I thought it might be helpful to knit a sweater from start to finish and break it down into a series of blog posts. The posts will not focus on finding the perfect size or fit for you but look into the process of how I like to approach sweater knitting. I selected a simple toddler sweater as an example. A smaller-sized sweater is a great way to dip your toe into the world of sweater knitting. The process is the same, with fewer stitches to manage!

I decided to knit the Teddy Bear Sweater by PetiteKnits, a top-down raglan-sleeved pullover. I am currently finishing a sweater in Kelbourne Woolen Scout, a DK-weight wool yarn, and have enjoyed working with the fiber. I have fallen in love with a color called Strawberry Melange.  It is not the right color for me, but it will look so cute on the recipient!

The pattern, yarn, and size (a 3-4 year, for my example) have been selected, and I am so excited to dive in. Not so fast! Before I do anything, I knit a swatch.
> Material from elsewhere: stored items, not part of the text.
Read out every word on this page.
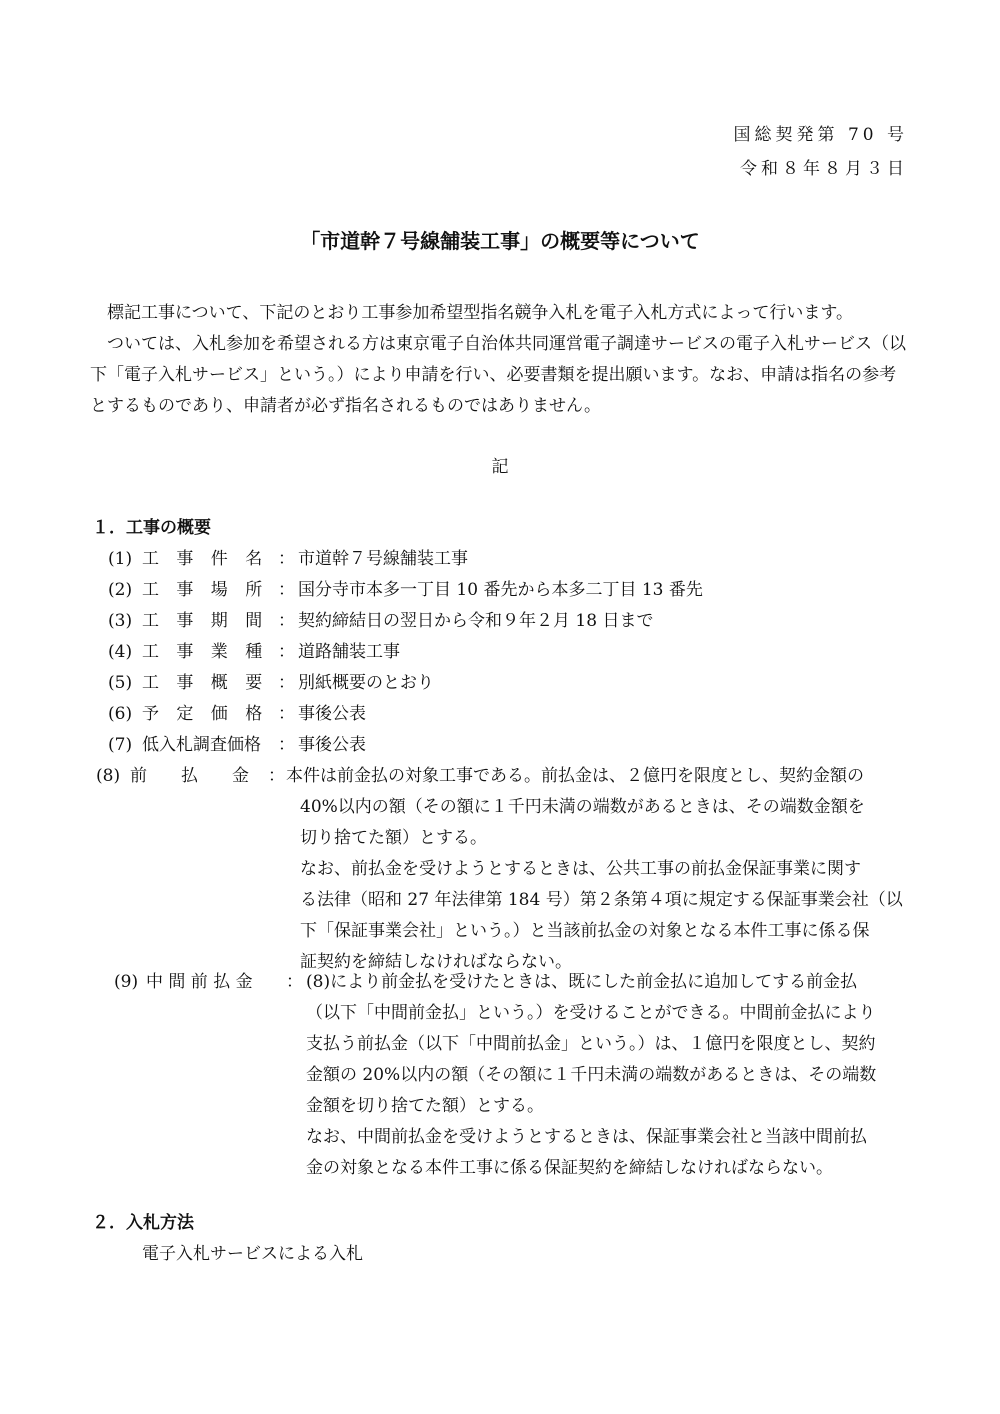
国総契発第 70 号
令和８年８月３日
「市道幹７号線舗装工事」の概要等について

標記工事について、下記のとおり工事参加希望型指名競争入札を電子入札方式によって行います。

ついては、入札参加を希望される方は東京電子自治体共同運営電子調達サービスの電子入札サービス（以下「電子入札サービス」という。）により申請を行い、必要書類を提出願います。なお、申請は指名の参考とするものであり、申請者が必ず指名されるものではありません。

記
１．工事の概要
(1) 工 事 件 名 ： 市道幹７号線舗装工事
(2) 工 事 場 所 ： 国分寺市本多一丁目 10 番先から本多二丁目 13 番先
(3) 工 事 期 間 ： 契約締結日の翌日から令和９年２月 18 日まで
(4) 工 事 業 種 ： 道路舗装工事
(5) 工 事 概 要 ： 別紙概要のとおり
(6) 予 定 価 格 ： 事後公表
(7) 低入札調査価格 ： 事後公表
(8) 前　　払　　金 ： 本件は前金払の対象工事である。前払金は、２億円を限度とし、契約金額の

40%以内の額（その額に１千円未満の端数があるときは、その端数金額を

切り捨てた額）とする。

なお、前払金を受けようとするときは、公共工事の前払金保証事業に関す

る法律（昭和 27 年法律第 184 号）第２条第４項に規定する保証事業会社（以

下「保証事業会社」という。）と当該前払金の対象となる本件工事に係る保

証契約を締結しなければならない。

(9) 中 間 前 払 金 ： (8)により前金払を受けたときは、既にした前金払に追加してする前金払

（以下「中間前金払」という。）を受けることができる。中間前金払により

支払う前払金（以下「中間前払金」という。）は、１億円を限度とし、契約

金額の 20%以内の額（その額に１千円未満の端数があるときは、その端数

金額を切り捨てた額）とする。

なお、中間前払金を受けようとするときは、保証事業会社と当該中間前払

金の対象となる本件工事に係る保証契約を締結しなければならない。

２．入札方法
電子入札サービスによる入札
This is an imperative step to ensure the sweater's fit. I will write a blog post (or two) in the next few weeks diving deep into this topic, but in the meantime, you can watch this Very Pink Knits video on "Stellar Swatching" for more information. Brooklyn Tweed's article "How To: Swatching 101" is another excellent resource.

(FYI, my gauge swatch is brown because I knit the same yarn for my adult sweater, so it can do double duty and inform my gauge for the Teddy Bear Sweater. A great reason to save your swatches!)

My swatch is complete and blocked. Does the gauge match the pattern gauge? If yes, give yourself a high-five. If there are too many stitches over the 4-inch measurement, the stitches are too tight; go up a needle size. If there are too few, the gauge is too loose, and one must go down a needle size. If the needle was changed, do not just start knitting with that new needle size.  Knit and block another swatch to ensure accuracy.

Next, I collect all the yarn, needles, and notions needed to knit the sweater.  I hate nothing more than having to stop and wind yarn or search for a notion when I am enjoying a bit of peaceful knitting. If I need a tape measure or a stitch marker, I want it on hand. My stitch markers, row counter, tape measure, tapestry needles, and scissors are ready to go and in my bee notions box. I also ensure that I have the needles needed to complete the project, the various sizes and lengths, and put them in a walker bag with my project.

The next step is to review the knitting pattern. I read through each section and use a highlighter to mark every stitch count and note corresponding to the size I am making.  I also highlight any needle changes (ribbing is usually knit in a different size) or a section of increases, decreases, or patterning.  Anything that I think might catch me up, I highlight.  If my pattern has an instruction like "at the same time," I highlight that. If my pattern notes that for "certain sizes follow this instruction," and it does not correspond with my size, I cross it out.  I want my pattern to be easy to follow at a glance.